Il est possible que Monsieur Van Holsbeeck le pense… Tout est allé très vite. Dès que j’ai parlé avec Mannaert, nous avons compris que nous avions le désir de travailler ensemble. Pour moi, il aurait été idéal de rejoindre le Club Bruges en fin de saison mais j’aurais eu un énorme problème de crédibilité en cas de fuite de l’info. Imaginez que je sois resté à Anderlecht et que supporters et joueurs apprennent mon départ pour le concurrent. De ce point de vue, un départ immédiat était la meilleure solution. Auparavant, il y a évidemment eu des contacts entre les trois parties.

Etes-vous encore en contact avec Van Holsbeeck ?

J’ai eu des contacts avec différentes personnes à Anderlecht mais pas avec Van Holsbeeck. J’ai entendu dire qu’il acceptait mal mon départ et je le comprends. Nous avons très bien travaillé ensemble pendant six ans et demi. Je suis certain qu’à l’avenir, nous aurons encore des contacts, une fois les remous apaisés.

Sa difficulté à accepter votre départ est un très beau compliment pour vous ?

Peut-être ! Vous devez lui poser la question.

L’oreille de Chippen

Restez-vous en contact avec des joueurs d’Anderlecht ?

Oui, le contraire serait impossible. Au fil des années, on tisse des liens plus étroits avec certains joueurs. Je n’ai pas été jusqu’à leur rendre des visites amicales après mon départ, mais bon… Par exemple, Roland Juhasz s’est occasionné une grave fracture du pied juste après son arrivée à Anderlecht. Il a rechuté, son père est décédé d’un arrêt cardiaque et Roland a été gravement malade aussi… Automatiquement, un lien humain se crée. C’est aussi le cas avec Wasilewski et Biglia, deux joueurs qui évoluent à Anderlecht depuis un certain temps. Je pense qu’il peut régner une saine rivalité sur le terrain mais en dehors, il vaut mieux que chacun vive sereinement avec les autres. J’ai récemment assisté aux funérailles de José Lago, le responsable du matériel du Sporting. C’était un homme fantastique. Ce genre d’événements dépasse les couleurs d’un club.

La double fracture de Wasilewski est-elle ce que vous avez vu de pire sur un terrain de football ?

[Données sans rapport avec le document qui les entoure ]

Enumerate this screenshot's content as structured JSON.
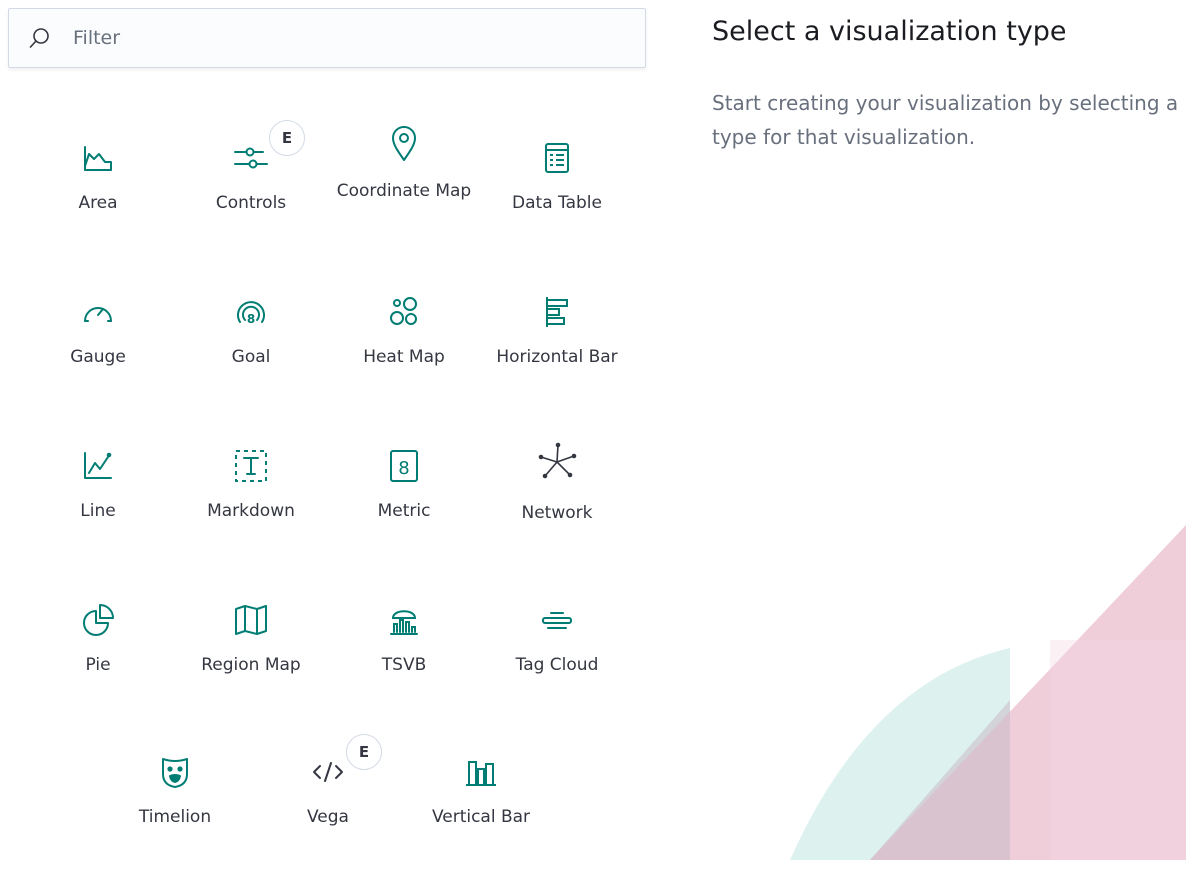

Oui, même si je me souviens aussi d’une blessure de Christian Wilhelmsson, à mes débuts à Anderlecht. Lors d’un déplacement au Lierse, il a quasi perdu la moitié d’une oreille dans un duel peu avant le repos. La partie arrière s’est déchirée. On aurait pu l’arracher complètement très facilement, mais je ne le lui ai évidemment pas dit car je ne pense pas que Chippen aurait eu la force mentale requise pour achever le match. J’ai donc procédé à une anesthésie locale et recousu l’oreille pendant la mi-temps. Et il a pu disputer le reste du match.

Quand vous avez vu la jambe de Wasilewski, avez-vous pensé que sa carrière était achevée ?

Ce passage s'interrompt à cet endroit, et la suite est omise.